What the World Needs Now: The Tony Reali of Political Debates
Posted by Andrew Unterberger on October 7, 2008
Happy trails, factual inaccuracy
It’s a shallow, and likely oft-made observation, but it always bowls me over just how little difference there is between political news coverage and sports news coverage. There have been so many times since the primaries that I’ve walked from my room with ESPN on the TV to my roommate watching CNN in our living room, and barely noticed a difference. The tickers look the same, the post-game discussions sound the same, and the redundancy is similarly egregious. It’s probably not coincidental, and I’m sure both have made changes over the years to be more like the other, but it’s still fairly jarring. Not that that’s necessarily a bad thing–in fact, rather than wonder what steps should be made to differentiate the two, however, I ask in what ways they need to be even more similar. And the most obvious answer to me is the need for a Tony Reali figure in political debate.
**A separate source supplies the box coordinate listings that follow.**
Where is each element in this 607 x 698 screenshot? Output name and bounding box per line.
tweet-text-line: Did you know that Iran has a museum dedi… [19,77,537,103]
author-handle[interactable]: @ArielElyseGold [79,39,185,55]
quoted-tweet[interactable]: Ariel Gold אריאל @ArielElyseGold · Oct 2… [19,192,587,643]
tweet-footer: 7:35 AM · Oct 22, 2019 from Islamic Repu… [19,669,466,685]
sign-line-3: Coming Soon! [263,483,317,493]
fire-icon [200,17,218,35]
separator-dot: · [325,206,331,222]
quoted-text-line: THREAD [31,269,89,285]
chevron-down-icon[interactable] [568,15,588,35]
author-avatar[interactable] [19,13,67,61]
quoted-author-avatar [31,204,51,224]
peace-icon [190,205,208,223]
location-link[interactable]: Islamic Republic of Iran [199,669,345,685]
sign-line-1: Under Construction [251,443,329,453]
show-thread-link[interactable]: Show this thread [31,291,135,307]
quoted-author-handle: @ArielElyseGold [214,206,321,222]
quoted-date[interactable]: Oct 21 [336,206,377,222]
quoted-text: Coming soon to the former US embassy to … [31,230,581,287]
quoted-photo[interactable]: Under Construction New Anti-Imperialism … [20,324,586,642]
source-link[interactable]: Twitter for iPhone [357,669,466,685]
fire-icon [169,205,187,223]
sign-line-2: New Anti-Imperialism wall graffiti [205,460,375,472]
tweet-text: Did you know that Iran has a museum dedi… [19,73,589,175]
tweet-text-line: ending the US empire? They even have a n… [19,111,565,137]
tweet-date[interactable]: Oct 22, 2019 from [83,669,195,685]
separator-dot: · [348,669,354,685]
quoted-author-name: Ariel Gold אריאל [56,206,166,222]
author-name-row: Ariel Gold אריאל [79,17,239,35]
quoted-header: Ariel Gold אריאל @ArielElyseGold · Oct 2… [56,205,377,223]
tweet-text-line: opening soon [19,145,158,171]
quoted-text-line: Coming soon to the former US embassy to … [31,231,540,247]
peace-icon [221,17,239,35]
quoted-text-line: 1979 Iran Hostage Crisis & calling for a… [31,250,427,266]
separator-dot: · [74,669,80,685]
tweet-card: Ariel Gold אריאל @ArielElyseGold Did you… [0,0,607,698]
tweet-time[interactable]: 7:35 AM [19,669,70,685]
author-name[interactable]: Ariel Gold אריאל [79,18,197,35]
Now, fans of rush hour ESPN might assume that by this, I mean that debates need a hands-on moderator like the one Reali serves as on Around the Horn. And indeed, it is tempting to picture last week’s Biden / Palin debate with more third-party feedback than that hypnotic graph on the bottom of the screen, supposedly tracing the second-by-second approval ratings of undecided male and female voters to subjects like gay marriage and third graders staying up late. Imagine this debate with Reali there, adding and subtracting points from the candidates’ tallies in real time, making snarky remarks in response to tired or unpersuasive arguments, and finger perpetually on the mute button in case one of them goes completely off the rails. Can’t pretend like that wouldn’t make for more compelling television, can we?
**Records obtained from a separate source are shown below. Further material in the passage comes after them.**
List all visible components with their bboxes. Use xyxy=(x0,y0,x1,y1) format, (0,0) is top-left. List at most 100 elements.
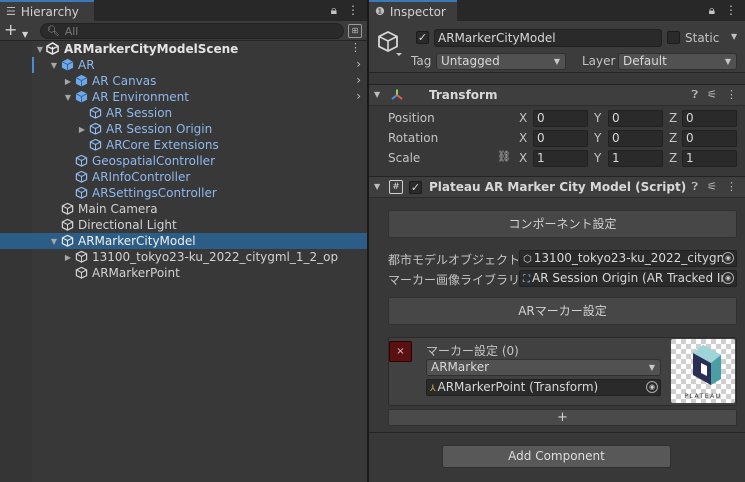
prefab-child-cube-icon xyxy=(89,138,102,151)
fold-arrow-icon[interactable]: ▼ xyxy=(374,90,380,99)
transform-icon: ⅄ xyxy=(430,384,436,394)
more-menu-icon[interactable]: ⋮ xyxy=(347,3,359,18)
hierarchy-item-directional-light[interactable]: Directional Light xyxy=(0,217,367,233)
hierarchy-item-ar-session-origin[interactable]: ▶ AR Session Origin xyxy=(0,121,367,137)
hierarchy-item-ar-environment[interactable]: ▼ AR Environment › xyxy=(0,89,367,105)
object-picker-icon[interactable]: ◉ xyxy=(722,272,734,284)
hierarchy-item-main-camera[interactable]: Main Camera xyxy=(0,201,367,217)
script-title: Plateau AR Marker City Model (Script) xyxy=(429,180,687,194)
inspector-tab[interactable]: ❶ Inspector xyxy=(369,0,457,21)
hierarchy-item-label: ARMarkerCityModel xyxy=(78,234,196,248)
layer-dropdown[interactable]: Default ▼ xyxy=(618,53,737,70)
hierarchy-item-geospatial-controller[interactable]: GeospatialController xyxy=(0,153,367,169)
prefab-override-marker xyxy=(32,57,34,73)
hierarchy-toolbar: +▼ 🔍︎ ⊞ xyxy=(0,21,367,41)
chevron-down-icon[interactable]: ▼ xyxy=(731,32,737,41)
more-menu-icon[interactable]: ⋮ xyxy=(350,41,361,54)
position-y-field[interactable]: 0 xyxy=(608,110,663,127)
scale-z-field[interactable]: 1 xyxy=(682,150,737,167)
scale-label: Scale xyxy=(388,151,421,165)
hierarchy-item-label: AR Session xyxy=(106,106,173,120)
hierarchy-item-ar[interactable]: ▼ AR › xyxy=(0,57,367,73)
info-icon: ❶ xyxy=(375,5,385,18)
plateau-logo: PLATEAU xyxy=(671,339,735,403)
marker-dropdown[interactable]: ARMarker ▼ xyxy=(426,359,661,376)
script-component-header[interactable]: ▼ # ✓ Plateau AR Marker City Model (Scri… xyxy=(369,176,745,198)
expand-arrow-icon[interactable]: ▼ xyxy=(63,93,73,102)
more-menu-icon[interactable]: ⋮ xyxy=(726,88,737,102)
hierarchy-item-ar-settings-controller[interactable]: ARSettingsController xyxy=(0,185,367,201)
transform-component-header[interactable]: ▼ Transform ❓︎ ⚟ ⋮ xyxy=(369,84,745,106)
axis-z-label: Z xyxy=(669,151,678,165)
rotation-y-field[interactable]: 0 xyxy=(608,130,663,147)
marker-image-thumbnail[interactable]: PLATEAU xyxy=(671,339,735,403)
tag-dropdown[interactable]: Untagged ▼ xyxy=(436,53,566,70)
axis-y-label: Y xyxy=(594,131,602,145)
link-icon[interactable]: ⛓ xyxy=(497,150,511,163)
layer-label: Layer xyxy=(582,54,616,68)
remove-element-button[interactable]: × xyxy=(389,341,412,362)
object-name-field[interactable]: ARMarkerCityModel xyxy=(434,29,662,47)
scene-row[interactable]: ▼ ARMarkerCityModelScene ⋮ xyxy=(0,41,367,57)
hierarchy-item-ar-marker-city-model[interactable]: ▼ ARMarkerCityModel xyxy=(0,233,367,249)
help-icon[interactable]: ❓︎ xyxy=(692,88,699,102)
lock-icon[interactable]: 🔒︎ xyxy=(331,3,337,18)
marker-settings-list-header: マーカー設定 (0) xyxy=(426,344,519,358)
hierarchy-item-label: Directional Light xyxy=(78,218,177,232)
rotation-x-field[interactable]: 0 xyxy=(533,130,588,147)
help-icon[interactable]: ❓︎ xyxy=(692,180,699,194)
lock-icon[interactable]: 🔒︎ xyxy=(709,3,715,18)
expand-arrow-icon[interactable]: ▼ xyxy=(49,237,59,246)
position-z-field[interactable]: 0 xyxy=(682,110,737,127)
city-model-field[interactable]: ⬡ 13100_tokyo23-ku_2022_citygm ◉ xyxy=(519,250,737,267)
expand-arrow-icon[interactable]: ▶ xyxy=(77,125,87,134)
active-checkbox[interactable]: ✓ xyxy=(416,31,429,44)
create-button[interactable]: + ▼ xyxy=(4,22,32,40)
expand-arrow-icon[interactable]: ▼ xyxy=(49,61,59,70)
marker-library-field[interactable]: ⛶ AR Session Origin (AR Tracked Im ◉ xyxy=(519,270,737,287)
chevron-right-icon[interactable]: › xyxy=(356,89,361,103)
rotation-z-field[interactable]: 0 xyxy=(682,130,737,147)
gameobject-cube-icon[interactable] xyxy=(377,30,403,58)
static-label: Static xyxy=(685,31,720,45)
more-menu-icon[interactable]: ⋮ xyxy=(725,3,737,18)
expand-arrow-icon[interactable]: ▶ xyxy=(63,253,73,262)
hierarchy-item-label: AR Environment xyxy=(92,90,189,104)
search-input[interactable] xyxy=(64,24,315,38)
marker-point-field[interactable]: ⅄ ARMarkerPoint (Transform) ◉ xyxy=(426,379,661,396)
hierarchy-tab-bar: ☰ Hierarchy 🔒︎ ⋮ xyxy=(0,0,367,21)
prefab-child-cube-icon xyxy=(89,106,102,119)
position-x-field[interactable]: 0 xyxy=(533,110,588,127)
presets-icon[interactable]: ⚟ xyxy=(707,180,717,194)
transform-icon xyxy=(391,89,403,100)
object-picker-icon[interactable]: ◉ xyxy=(722,252,734,264)
static-checkbox[interactable] xyxy=(667,31,680,44)
object-picker-icon[interactable]: ◉ xyxy=(646,381,658,393)
scale-y-field[interactable]: 1 xyxy=(608,150,663,167)
chevron-right-icon[interactable]: › xyxy=(356,73,361,87)
hierarchy-item-label: GeospatialController xyxy=(92,154,215,168)
chevron-down-icon: ▼ xyxy=(648,363,655,372)
hierarchy-tab[interactable]: ☰ Hierarchy xyxy=(0,0,94,21)
more-menu-icon[interactable]: ⋮ xyxy=(726,180,737,194)
hierarchy-item-ar-info-controller[interactable]: ARInfoController xyxy=(0,169,367,185)
search-icon: 🔍︎ xyxy=(47,25,60,37)
expand-arrow-icon[interactable]: ▶ xyxy=(63,77,73,86)
expand-arrow-icon[interactable]: ▼ xyxy=(35,45,45,54)
presets-icon[interactable]: ⚟ xyxy=(707,88,717,102)
hierarchy-item-label: Main Camera xyxy=(78,202,158,216)
chevron-right-icon[interactable]: › xyxy=(356,57,361,71)
add-element-button[interactable]: + xyxy=(388,409,737,426)
search-mode-icon[interactable]: ⊞ xyxy=(348,24,362,38)
hierarchy-item-ar-marker-point[interactable]: ARMarkerPoint xyxy=(0,265,367,281)
hierarchy-item-city-model-root[interactable]: ▶ 13100_tokyo23-ku_2022_citygml_1_2_op xyxy=(0,249,367,265)
fold-arrow-icon[interactable]: ▼ xyxy=(374,182,380,191)
prefab-cube-icon xyxy=(75,90,88,103)
scale-x-field[interactable]: 1 xyxy=(533,150,588,167)
component-enabled-checkbox[interactable]: ✓ xyxy=(409,181,422,194)
hierarchy-item-arcore-extensions[interactable]: ARCore Extensions xyxy=(0,137,367,153)
hierarchy-item-ar-canvas[interactable]: ▶ AR Canvas › xyxy=(0,73,367,89)
search-box[interactable]: 🔍︎ xyxy=(40,23,344,39)
hierarchy-item-ar-session[interactable]: AR Session xyxy=(0,105,367,121)
add-component-button[interactable]: Add Component xyxy=(442,445,671,468)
But rather than be that drastic, I’d say it would suffice just to have a Reali-type figure based on his role in Pardon the Interruption, in which he plays the fact-checking Stat Boy, appearing at the end of the program to correct inaccurate assertions made by hosts Tony Kornheiser and Michael Wilbon. My friends and I have often joked about how we wished we had a Reali to close out our pop culutre and statistic-heavy conversations, settling debates by offering helpful tidbits like “Actually, Anna Paquin was only the THIRD youngest actor to ever be nominated for an Oscar–Haley Joel Osment was 11, and Justin Henry was all of eight when he got his first nod…and Kim Carnes’ ‘Bette Davis Eyes’ only spent nine weeks on top of the charts, a week less than the duration of Olivia Newton John’s ‘Physical’.”
So imagine what he could do for a presidential debate? During each of these, a whole slue of stat-related assertions get thrown out for which most people couldn’t possibly have a clue of the actual accuracy. Some might say that the candidates purposefully take advantage of that ignorance to throw out their own crooked numbers, but really, could you even blame them if they just couldn’t keep all the stats straight? So why not have a crack team in the CNN research room to check the veracity of all the number-related assertions–maybe tape delay the debate 15-20 minutes if they need a little time to do so–and then at the end of the debate, one of the candidates calls out “Time to find out where we messed up. Reali!”
“Actually, Senator McCain only voted against alternative energy 15 times, and a couple of those were as riders on other bills…and the average schoolteacher now makes 35-40 thousand dollars a year, not the 30-35 that Senator Obama suggests…and this is actually only the fifth most important election our viewers will vote in in their lifetimes, behind 1984, 2000, 2020 and 2032…”
If the public gets statistical accountability in sports, they probably deserve it in politics too, I’d say.